APVS 2017 Presentations PCV2 symposium now online

Ceva hosts successful event dedicated to porcine circovirus, covering updated disease information and vaccination strategies with Circovac®, its whole-virus PCV2 vaccine for piglets, gilts and sows.

Around 500 swine veterinarians attended Ceva’s symposium during the 8th International Pig Veterinary Society congress in Wuhan, China. The symposium was dedicated to Porcine Circovirus Disease, a topic which has high relevance for the swine industry in the whole Asian region.
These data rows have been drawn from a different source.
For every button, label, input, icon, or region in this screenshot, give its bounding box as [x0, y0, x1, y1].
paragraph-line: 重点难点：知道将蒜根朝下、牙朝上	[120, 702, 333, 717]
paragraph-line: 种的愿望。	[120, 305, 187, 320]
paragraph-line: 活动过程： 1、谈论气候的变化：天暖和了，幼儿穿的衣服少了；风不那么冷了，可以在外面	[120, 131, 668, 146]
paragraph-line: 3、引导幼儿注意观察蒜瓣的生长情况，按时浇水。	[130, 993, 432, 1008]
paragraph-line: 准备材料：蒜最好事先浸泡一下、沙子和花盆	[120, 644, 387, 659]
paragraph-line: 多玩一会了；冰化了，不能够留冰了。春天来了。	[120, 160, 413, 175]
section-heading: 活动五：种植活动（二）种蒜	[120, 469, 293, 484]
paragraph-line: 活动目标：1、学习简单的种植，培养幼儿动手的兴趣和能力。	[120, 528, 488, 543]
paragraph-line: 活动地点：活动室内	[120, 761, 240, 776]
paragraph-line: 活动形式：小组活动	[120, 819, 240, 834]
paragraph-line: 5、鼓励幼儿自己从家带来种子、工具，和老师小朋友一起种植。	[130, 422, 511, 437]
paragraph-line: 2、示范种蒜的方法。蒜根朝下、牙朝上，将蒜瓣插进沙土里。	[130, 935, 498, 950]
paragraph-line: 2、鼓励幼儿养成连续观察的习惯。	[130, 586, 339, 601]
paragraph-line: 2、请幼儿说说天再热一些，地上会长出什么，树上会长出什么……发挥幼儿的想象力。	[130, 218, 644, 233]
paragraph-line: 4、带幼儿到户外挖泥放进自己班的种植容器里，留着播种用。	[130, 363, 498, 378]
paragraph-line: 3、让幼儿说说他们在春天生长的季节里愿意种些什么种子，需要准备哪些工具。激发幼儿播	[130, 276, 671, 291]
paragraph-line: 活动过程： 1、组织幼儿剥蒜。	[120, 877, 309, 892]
The program was kicked off by Professor Mathias Ritzmann from the University of Munich (Germany). Professor Ritzmann presented a general overview about the disease, and the benefits of vaccination. Afterwards, he talked about the emerging new genotypes of PCV2, and discussed the importance of high levels of maternal antibodies in piglets when determining the ideal vaccination scheme.

The second speaker was Wouter van Herten, swine veterinarian in one of the largest swine veterinary clinics in the the Netherlands. Dr. van Herten shared his experiences of implementing porcine circovirus vaccination in modern European herds. Among other topics, he showed technical improvements in his clients’ farms when implementing piglet vaccination protocols in herds affected by subclinical PCVD. The use of Circovac led to an increase in daily growth, a reduction in mortality and an improvement in carcass quality at the slaughterhouse.

 
Afterwards Dr. Han Smits, Technical Director at Ceva Phylaxia in Budapest (Hungary), highlighted the benefits of using whole-virus technology in PCV2 vaccines. Different from its competitors, Circovac provides immunity against both ORF-1 and ORF-2 of the PCV2 virus. Dr. Smits also shared the results of a recent study showing cross protection of Circovac against infection with the emerging PCV2d strain. Lastly, he summarised the many field studies available for Circovac, and highlighted the improvement farmers can expect when applying the vaccine in piglets in their herds: more growth, less mortality, a better feed conversion ratio and less treatments with antibiotics.